Since that article I did start to include some powerlifting-style squat in the training of my athletes. But the olympic-style squat is still the dominant squat in my programs.

I’d say that I use…

Olympic-style squat: 50% of the time
Front squat: 25% of the time
Power squat: 25% of the time

[quote]bigTR wrote:
Also what do you suggest for someone who cannot do a full squat with good form (such as myself) due to a lack of flexiblity (both to gain the ability to do a full squat without rounding my back and what to do as a substitute in the mean time)? Thanks for your time,
TR
[/quote]

A full squat is not the same depth for everybody. A FULL SQUAT should be seen as performing the squatting motion using the full range of motion possible with proper body position and form. I call this “proper position range of motion (PPRM)”.

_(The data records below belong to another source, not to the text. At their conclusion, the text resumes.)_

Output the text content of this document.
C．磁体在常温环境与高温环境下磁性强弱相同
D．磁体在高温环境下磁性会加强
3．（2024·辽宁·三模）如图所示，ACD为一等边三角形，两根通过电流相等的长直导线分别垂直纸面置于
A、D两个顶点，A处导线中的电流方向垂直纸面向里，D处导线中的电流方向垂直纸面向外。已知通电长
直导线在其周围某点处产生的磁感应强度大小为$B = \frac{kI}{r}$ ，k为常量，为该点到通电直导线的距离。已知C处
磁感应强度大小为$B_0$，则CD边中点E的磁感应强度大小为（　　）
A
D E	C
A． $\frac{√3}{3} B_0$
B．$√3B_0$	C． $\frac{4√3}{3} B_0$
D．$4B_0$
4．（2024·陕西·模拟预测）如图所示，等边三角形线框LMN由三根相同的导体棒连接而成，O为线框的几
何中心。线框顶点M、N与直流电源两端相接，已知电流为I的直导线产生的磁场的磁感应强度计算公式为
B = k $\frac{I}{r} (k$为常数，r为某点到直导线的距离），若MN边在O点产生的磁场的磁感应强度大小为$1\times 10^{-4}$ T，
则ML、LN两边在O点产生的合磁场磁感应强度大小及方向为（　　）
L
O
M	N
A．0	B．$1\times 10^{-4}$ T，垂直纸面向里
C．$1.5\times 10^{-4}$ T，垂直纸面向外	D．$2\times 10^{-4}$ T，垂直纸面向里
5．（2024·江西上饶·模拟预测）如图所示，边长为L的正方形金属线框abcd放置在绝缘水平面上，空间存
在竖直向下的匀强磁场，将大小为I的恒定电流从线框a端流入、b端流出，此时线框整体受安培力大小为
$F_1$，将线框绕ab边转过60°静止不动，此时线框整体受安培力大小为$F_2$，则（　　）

The PPRM for the squat must respect those biomechanical points:

  1. Heels on the floor
  2. Lower back arched
  3. Butt pushed out (not in the tail under position)
  4. Trunk not bent forward more than 45%

Your personal full squat will be the lowest position you can reach while respecting those 4 points.

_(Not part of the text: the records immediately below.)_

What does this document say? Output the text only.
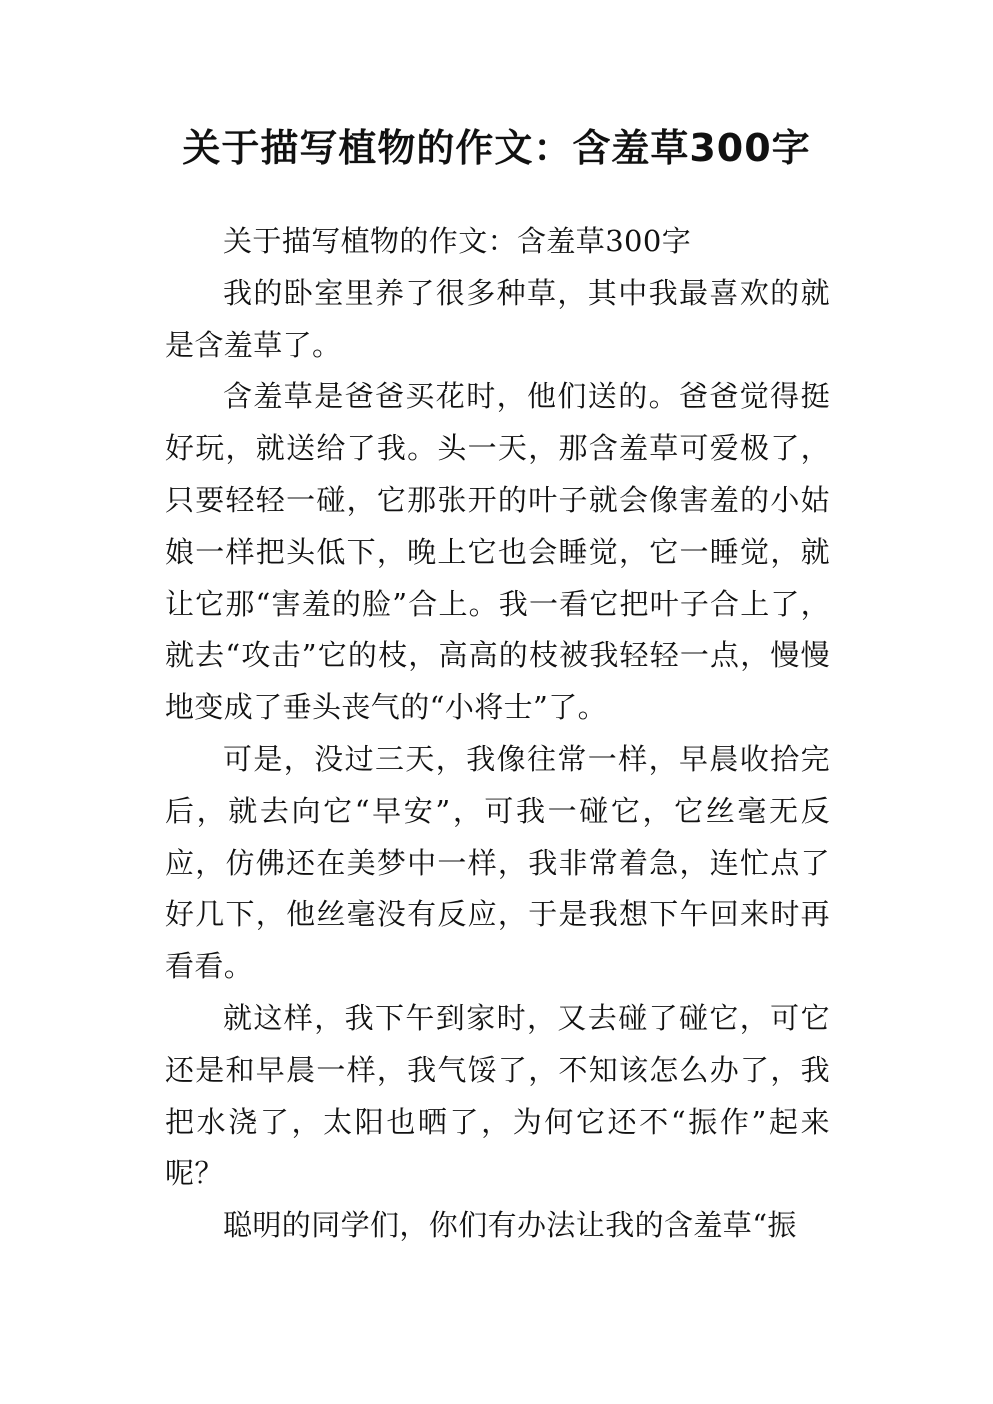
关于描写植物的作文：含羞草300字

关于描写植物的作文：含羞草300字

我的卧室里养了很多种草，其中我最喜欢的就是含羞草了。

含羞草是爸爸买花时，他们送的。爸爸觉得挺好玩，就送给了我。头一天，那含羞草可爱极了，只要轻轻一碰，它那张开的叶子就会像害羞的小姑娘一样把头低下，晚上它也会睡觉，它一睡觉，就让它那“害羞的脸”合上。我一看它把叶子合上了，就去“攻击”它的枝，高高的枝被我轻轻一点，慢慢地变成了垂头丧气的“小将士”了。

可是，没过三天，我像往常一样，早晨收拾完后，就去向它“早安”，可我一碰它，它丝毫无反应，仿佛还在美梦中一样，我非常着急，连忙点了好几下，他丝毫没有反应，于是我想下午回来时再看看。

就这样，我下午到家时，又去碰了碰它，可它还是和早晨一样，我气馁了，不知该怎么办了，我把水浇了，太阳也晒了，为何它还不“振作”起来呢？

聪明的同学们，你们有办法让我的含羞草“振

Over time, with proper hip flexor, glutes and calf stretching, your PPRM will increase.

What is your opinion on some of the exercise variations DB Hammer recommends; oscillatory isometrics reactive exercises, etc.?

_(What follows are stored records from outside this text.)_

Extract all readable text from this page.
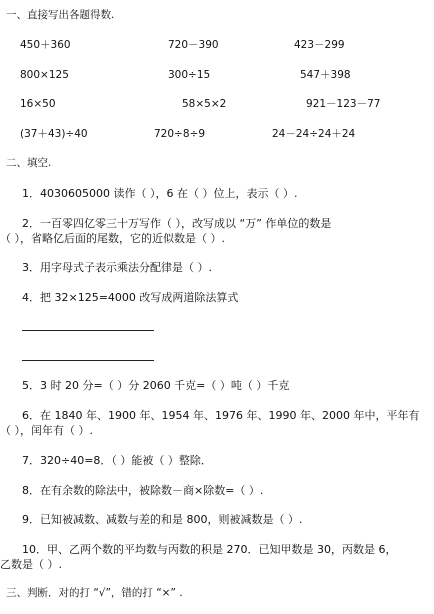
一、直接写出各题得数.
450＋360	720－390	423－299
800×125	300÷15	547＋398
16×50	58×5×2	921－123－77
(37＋43)÷40	720÷8÷9	24－24÷24＋24
二、填空.
1．4030605000 读作（ ），6 在（ ）位上，表示（ ）.
2．一百零四亿零三十万写作（ ），改写成以 “万” 作单位的数是
（ ），省略亿后面的尾数，它的近似数是（ ）.
3．用字母式子表示乘法分配律是（ ）.
4．把 32×125=4000 改写成两道除法算式
5．3 时 20 分=（ ）分 2060 千克=（ ）吨（ ）千克
6．在 1840 年、1900 年、1954 年、1976 年、1990 年、2000 年中，平年有
（ ），闰年有（ ）.
7．320÷40=8．（ ）能被（ ）整除．
8．在有余数的除法中，被除数－商×除数=（ ）.
9．已知被减数、减数与差的和是 800，则被减数是（ ）.
10．甲、乙两个数的平均数与丙数的积是 270．已知甲数是 30，丙数是 6，
乙数是（ ）.
三、判断．对的打 “√”，错的打 “×” .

How do you determine what volume is appropriate when you are designing your programs?

Thanks

Thanks - I just put in a chin-up bar in my basement this weekend - my plan is to bang out a couple of sets each morning and night, probably 7 days per week. I’m assuming medium grip means at/near shoulder width, is this the case?
BTW, a bunch of my buddies from my gym are heading to Vegas as well - should be a blast.

thanks

I use something similar to that already.

6 oz milk
1 banana
4 tablespoons peanut butter
1 tablespoon olive oil
2 scoops protein

Its around 914 cals. This seems to work really really well for me. As i am a very hard gainer, i can still do this and not gain very much fat. I might also have to try your recipe, drink it with my meals, and drink the shake i show for breakfast and before bed, because this one is really thick.

How would you determine total # of reps when performing speed-strength and strength-speed as described in your Different Destinations article?

Dear CT,

    What is your view on good mornings? 

Westside barbell training people swear by it and do it 40-70% of the time for their max lower body lifts. But I remember reading an article hear by Mr Cressy where he said only 1% of the population are ready to do such an advanced back exercise.
My own experience with them is good but I find myself much sorer after these then after squats and deadlifts.
Do you use good mornings and if so when do you give them to your clients i.e after 1 year’s training?

Also do you use the rounded back or one legged version recommended by Ian King and Charles Poliquin?

                      Indra

CT,
What stretching would you recommend for hip flexors, glutes, and calves in order to increase my PPRM in a full squat. I currently do lots of lunge stretching for my hip flexors and a one foot back with leg forward to stretch my calves and have not been directly stretching my glutes because I have been trying to fix the length tension relationship between my glutes and hip flexors due to overly tight hip flexors. Also EC recommended holding in the bottom position of a full squat for a few seconds to increase flexibility. When I do this it feels like my hip flexors are actually tightening up in the bottom position and it seems like they are being contracted in the bottom position as opposed to being stretched like in a lunge stretch- is this normal/ what is actually happening? Thanks again for your time,
TR

Hey coach,

Love you articles and all the great feedback assistance you provide. I have a question regarding your specialization routine. I’m using your specialization training for back and shoulders with great results so far for strength. However, Due to issues that have come up recently, I’m only able to really train 3 days a week. I wanted to focus on chest and tris next. Can you give me an idea of how to arrange a 4 wk specialization block with a 3 day split? Should I continue with the original 4 day split, just extend it, i.e. day 1 mon, day 2 thurs, day 3 sat, day 4 mon, etc??? appreciate the assistance.